Friday, February 02, 2007

Books that have changed me...

Where the Red Fern Grows, Wilson Rawls. This was the first book where I learned that someone could write something that could make me feel a powerful emotion--as though I were really witnessing what they wrote about. I was 9, and I can still vividly remember having to put the book down--because I couldn't read through the tears in my eyes--when Little Ann and Old Dan met their sad fate. At first I felt a little uncomfortable, thinking "why am I crying over dogs and a boy that aren't even real?" and then somewhere in the back of my mind came the knowledge: that is what a good book can do. It can make you feel something real within a story that is not.

If Life is a Bowl of Cherries, What am I doing in the Pits?, Erma Bombeck. I'm pretty sure that I must have read my mom's copy, because I remember reading this book when I was in 4th grade, and I doubt I would have sought it out. I loved that she talked about everyday things that all moms and families go through, but she made it laugh out loud funny. (and I wasn't even a mom!) This was the first book that made me laugh out loud, and it was also the first book that I found could have me laughing one minute, and tearing up the next. Make me cry without meanness and I like you. Make me laugh and I love you. Make me cry while I am laughing...and I am yours forever.

The Tell-Tale Heart, Edgar Allen Poe; and Stories That Scared Even Me, Alfred Hitchcock. Ok, technically, Tell Tale is a short story; and Stories That Scared is a collection of stories compiled by Hitchcock; but I have to put them in here and put them together because they scared me to death. They were my first exposure to literature designed to frighten and boy, did they do a good job. It was disturbing and yet oddly exciting to find myself feeling the panic and madness come over the narrator in Tell Tale, and finding myself having to resist the urge to run to my parent's bedroom after reading one of the Stories That Scared. To this day I cannot read frightening or very suspense filled books if I am alone in the house. I've never put a scary book in the freezer, a'la Joey on Friends...but I've thought about it.

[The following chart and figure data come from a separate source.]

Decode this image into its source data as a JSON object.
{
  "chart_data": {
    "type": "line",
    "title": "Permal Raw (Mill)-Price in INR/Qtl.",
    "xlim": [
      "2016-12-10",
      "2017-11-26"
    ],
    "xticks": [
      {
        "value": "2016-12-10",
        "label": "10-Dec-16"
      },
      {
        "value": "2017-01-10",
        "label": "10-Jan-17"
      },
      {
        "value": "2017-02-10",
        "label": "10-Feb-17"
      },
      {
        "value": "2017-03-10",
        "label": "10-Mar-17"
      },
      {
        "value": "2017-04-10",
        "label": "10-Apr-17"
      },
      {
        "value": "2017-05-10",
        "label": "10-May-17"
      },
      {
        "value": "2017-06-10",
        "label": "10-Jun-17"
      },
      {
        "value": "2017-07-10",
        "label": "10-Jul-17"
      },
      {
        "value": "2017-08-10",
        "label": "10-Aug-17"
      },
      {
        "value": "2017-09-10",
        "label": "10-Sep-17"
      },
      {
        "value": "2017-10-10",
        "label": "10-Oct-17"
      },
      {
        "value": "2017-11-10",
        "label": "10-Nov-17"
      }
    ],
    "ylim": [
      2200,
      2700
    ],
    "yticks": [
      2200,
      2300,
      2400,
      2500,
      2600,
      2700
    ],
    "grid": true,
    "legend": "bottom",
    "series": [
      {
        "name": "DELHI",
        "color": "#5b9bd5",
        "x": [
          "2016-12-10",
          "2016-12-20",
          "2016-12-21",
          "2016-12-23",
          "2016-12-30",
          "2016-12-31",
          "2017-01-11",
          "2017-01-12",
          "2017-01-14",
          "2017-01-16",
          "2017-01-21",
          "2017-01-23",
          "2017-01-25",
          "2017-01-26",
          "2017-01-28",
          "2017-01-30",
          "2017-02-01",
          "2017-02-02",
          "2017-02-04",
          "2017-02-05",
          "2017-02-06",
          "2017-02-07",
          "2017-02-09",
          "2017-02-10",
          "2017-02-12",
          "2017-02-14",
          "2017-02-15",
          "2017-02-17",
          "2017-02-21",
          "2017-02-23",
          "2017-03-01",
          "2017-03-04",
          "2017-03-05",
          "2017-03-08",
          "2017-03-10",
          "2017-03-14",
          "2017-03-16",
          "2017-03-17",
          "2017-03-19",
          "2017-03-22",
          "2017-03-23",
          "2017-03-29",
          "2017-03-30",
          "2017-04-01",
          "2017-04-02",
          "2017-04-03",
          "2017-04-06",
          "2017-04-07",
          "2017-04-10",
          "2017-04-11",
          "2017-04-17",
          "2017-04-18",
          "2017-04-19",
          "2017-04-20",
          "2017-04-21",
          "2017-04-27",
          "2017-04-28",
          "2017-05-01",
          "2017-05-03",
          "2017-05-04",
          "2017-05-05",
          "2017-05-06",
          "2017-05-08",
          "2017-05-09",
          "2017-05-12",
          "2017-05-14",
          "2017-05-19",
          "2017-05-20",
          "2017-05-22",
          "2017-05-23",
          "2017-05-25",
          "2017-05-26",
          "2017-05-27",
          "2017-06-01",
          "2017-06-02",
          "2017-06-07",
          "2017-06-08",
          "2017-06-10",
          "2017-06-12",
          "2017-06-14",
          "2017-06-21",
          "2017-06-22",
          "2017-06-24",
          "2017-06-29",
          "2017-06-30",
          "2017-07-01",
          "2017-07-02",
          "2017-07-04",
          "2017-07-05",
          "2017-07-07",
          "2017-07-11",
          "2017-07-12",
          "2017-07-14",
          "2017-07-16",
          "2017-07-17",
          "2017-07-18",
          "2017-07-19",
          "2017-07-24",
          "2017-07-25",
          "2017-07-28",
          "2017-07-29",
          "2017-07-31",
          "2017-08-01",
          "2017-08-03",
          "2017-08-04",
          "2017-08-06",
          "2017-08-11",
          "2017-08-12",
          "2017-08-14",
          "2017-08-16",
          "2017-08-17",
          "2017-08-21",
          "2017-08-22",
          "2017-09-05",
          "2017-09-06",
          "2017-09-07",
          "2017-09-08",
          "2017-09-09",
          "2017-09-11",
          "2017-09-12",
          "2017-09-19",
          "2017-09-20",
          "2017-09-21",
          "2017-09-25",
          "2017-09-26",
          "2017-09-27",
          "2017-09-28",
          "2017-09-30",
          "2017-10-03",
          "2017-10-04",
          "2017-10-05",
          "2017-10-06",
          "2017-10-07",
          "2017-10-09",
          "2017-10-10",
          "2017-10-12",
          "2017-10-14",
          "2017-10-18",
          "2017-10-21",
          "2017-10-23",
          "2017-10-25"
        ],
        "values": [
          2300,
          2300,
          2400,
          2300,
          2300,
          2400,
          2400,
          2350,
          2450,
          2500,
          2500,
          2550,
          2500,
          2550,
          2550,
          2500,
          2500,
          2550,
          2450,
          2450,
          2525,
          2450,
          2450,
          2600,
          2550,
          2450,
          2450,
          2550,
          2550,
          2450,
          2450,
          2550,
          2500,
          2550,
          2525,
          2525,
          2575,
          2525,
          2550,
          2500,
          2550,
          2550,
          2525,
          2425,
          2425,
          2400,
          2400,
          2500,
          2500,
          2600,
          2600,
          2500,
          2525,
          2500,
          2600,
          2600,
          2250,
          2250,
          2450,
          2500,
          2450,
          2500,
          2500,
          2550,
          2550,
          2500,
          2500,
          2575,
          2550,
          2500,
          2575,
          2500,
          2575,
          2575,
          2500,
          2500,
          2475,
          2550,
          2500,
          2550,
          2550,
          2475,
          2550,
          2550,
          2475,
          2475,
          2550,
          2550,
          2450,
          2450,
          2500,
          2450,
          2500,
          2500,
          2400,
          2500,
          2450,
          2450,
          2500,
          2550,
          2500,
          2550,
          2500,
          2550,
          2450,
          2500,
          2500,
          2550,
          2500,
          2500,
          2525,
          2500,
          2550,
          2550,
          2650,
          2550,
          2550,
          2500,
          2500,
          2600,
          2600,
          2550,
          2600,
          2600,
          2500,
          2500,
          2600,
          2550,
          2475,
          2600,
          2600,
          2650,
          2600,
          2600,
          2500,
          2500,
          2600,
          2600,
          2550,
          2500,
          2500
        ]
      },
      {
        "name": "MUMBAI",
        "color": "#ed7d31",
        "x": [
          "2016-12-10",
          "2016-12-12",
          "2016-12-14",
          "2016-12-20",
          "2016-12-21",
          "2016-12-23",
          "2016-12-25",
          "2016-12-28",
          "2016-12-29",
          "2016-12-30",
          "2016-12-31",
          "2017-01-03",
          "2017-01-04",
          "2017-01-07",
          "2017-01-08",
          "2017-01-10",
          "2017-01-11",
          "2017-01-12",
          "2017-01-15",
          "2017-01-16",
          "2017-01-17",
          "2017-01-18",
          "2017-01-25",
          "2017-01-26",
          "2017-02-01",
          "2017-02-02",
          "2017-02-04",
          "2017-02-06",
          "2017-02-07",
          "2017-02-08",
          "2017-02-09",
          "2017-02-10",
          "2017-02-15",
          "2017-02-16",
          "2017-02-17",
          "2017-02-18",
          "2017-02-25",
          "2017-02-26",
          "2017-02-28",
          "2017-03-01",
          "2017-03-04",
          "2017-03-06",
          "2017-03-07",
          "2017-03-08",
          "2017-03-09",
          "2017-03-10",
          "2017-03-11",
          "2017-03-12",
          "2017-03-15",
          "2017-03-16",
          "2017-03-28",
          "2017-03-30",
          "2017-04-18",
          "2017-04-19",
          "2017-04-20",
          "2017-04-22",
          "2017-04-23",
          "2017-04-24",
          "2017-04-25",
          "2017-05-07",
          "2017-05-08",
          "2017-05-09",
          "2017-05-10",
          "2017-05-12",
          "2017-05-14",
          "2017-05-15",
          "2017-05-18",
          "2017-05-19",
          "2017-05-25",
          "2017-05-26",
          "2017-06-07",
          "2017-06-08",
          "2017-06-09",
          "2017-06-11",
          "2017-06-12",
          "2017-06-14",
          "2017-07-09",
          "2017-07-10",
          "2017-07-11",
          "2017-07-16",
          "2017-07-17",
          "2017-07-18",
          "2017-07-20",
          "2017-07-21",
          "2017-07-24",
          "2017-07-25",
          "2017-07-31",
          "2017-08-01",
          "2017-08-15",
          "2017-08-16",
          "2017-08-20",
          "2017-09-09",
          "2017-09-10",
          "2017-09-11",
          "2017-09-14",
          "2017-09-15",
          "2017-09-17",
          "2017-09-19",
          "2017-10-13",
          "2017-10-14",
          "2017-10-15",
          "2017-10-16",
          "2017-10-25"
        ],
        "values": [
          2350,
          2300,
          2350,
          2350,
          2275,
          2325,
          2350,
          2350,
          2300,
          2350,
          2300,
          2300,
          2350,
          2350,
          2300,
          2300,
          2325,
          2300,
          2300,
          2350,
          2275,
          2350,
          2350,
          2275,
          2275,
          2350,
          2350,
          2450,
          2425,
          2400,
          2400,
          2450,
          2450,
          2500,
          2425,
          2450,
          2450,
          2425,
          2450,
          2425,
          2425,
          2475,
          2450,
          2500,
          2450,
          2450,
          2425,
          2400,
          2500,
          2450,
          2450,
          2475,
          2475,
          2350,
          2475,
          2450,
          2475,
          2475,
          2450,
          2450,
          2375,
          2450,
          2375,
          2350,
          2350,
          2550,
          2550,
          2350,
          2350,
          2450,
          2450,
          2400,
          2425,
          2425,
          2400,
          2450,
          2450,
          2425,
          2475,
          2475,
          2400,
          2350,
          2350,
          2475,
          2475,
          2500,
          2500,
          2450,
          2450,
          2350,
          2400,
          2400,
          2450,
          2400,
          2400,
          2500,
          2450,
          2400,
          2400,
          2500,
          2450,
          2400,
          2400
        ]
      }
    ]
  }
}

Days of Grace, Arthur Ashe w/Arnold Rampersad. This book amazed me and taught me that there will be literally thousands of brave and honorable people in this world that I may never know about. I picked up this book knowing very little of Ashe except his gentlemanly nature on the tennis court, but he became one of my heroes. His grace (hence the title) and courage against racism and illness, and his quiet dignity in doing the right thing is something I still look back on and try to require from myself. He once said: "If one's reputation is a possession, then of all my possessions, my reputation means most to me." He deserves that possession to be a valuable one, he worked for it and he earned it.

Woman of Independent Means, Elizabeth Forsythe Hailey. It sounds like a romance novel, but it's not. It's written entirely as letters that one woman writes to the people in her life over the span of some 60 years. This book was where I was reminded how much I truly love letters...I will read letters by people I have never heard of, and have no idea about. I think it must be because letters seem so intimate, so private. And because you can feel the relationship that the sender and the recipient have based on the tone and feel of the correspondence. Because of this book, I put copies of letters and emails to different people from me in my journal. I know that each one reveals a little bit more of all the sides of me. I also learned in this book how I can love a character and still not like her. I found myself completely shocked at some of the things Bess Steed would say or do; but then still find her ultimately, and overwhelmingly, endearing. I re-read this book every year or so, and every time I still find myself sad that Bess is simply a character and not a real woman. Because I'd love to have tea with her.

This is a short list. I haven't mentioned all of the books that have changed me, mostly because there are too many. And some, I really couldn't tell all the things that have changed about me because of them. How could I possibly try to explain the impact of the Bible and the Book Of Mormon, for example? They permeate my soul. They have changed--and are changing--every facet of my personality.

Please feel free to share some of your special books with me in the comments, or if you blog--make your own list. If you do, let me know so I can go and take a look.


Anonymous said...

Great list. I can think of a million books that I loved or that I enjoyed, but I'm completely drawing a blank on books that sincerly, truly changed me. I'm sure there are some, I'm just going to have to think about it for a while. Thanks for the thought-provoking topic.

Oh, here's one: The Death of Ivan Ilyitch. I want to live a purposeful life every time I read it. But it's a short story. Does that count?

Anonymous said...

Where the red fern grows makes me tear up every single time I read it. That and Black Beauty are ultimate tear jerkers for me.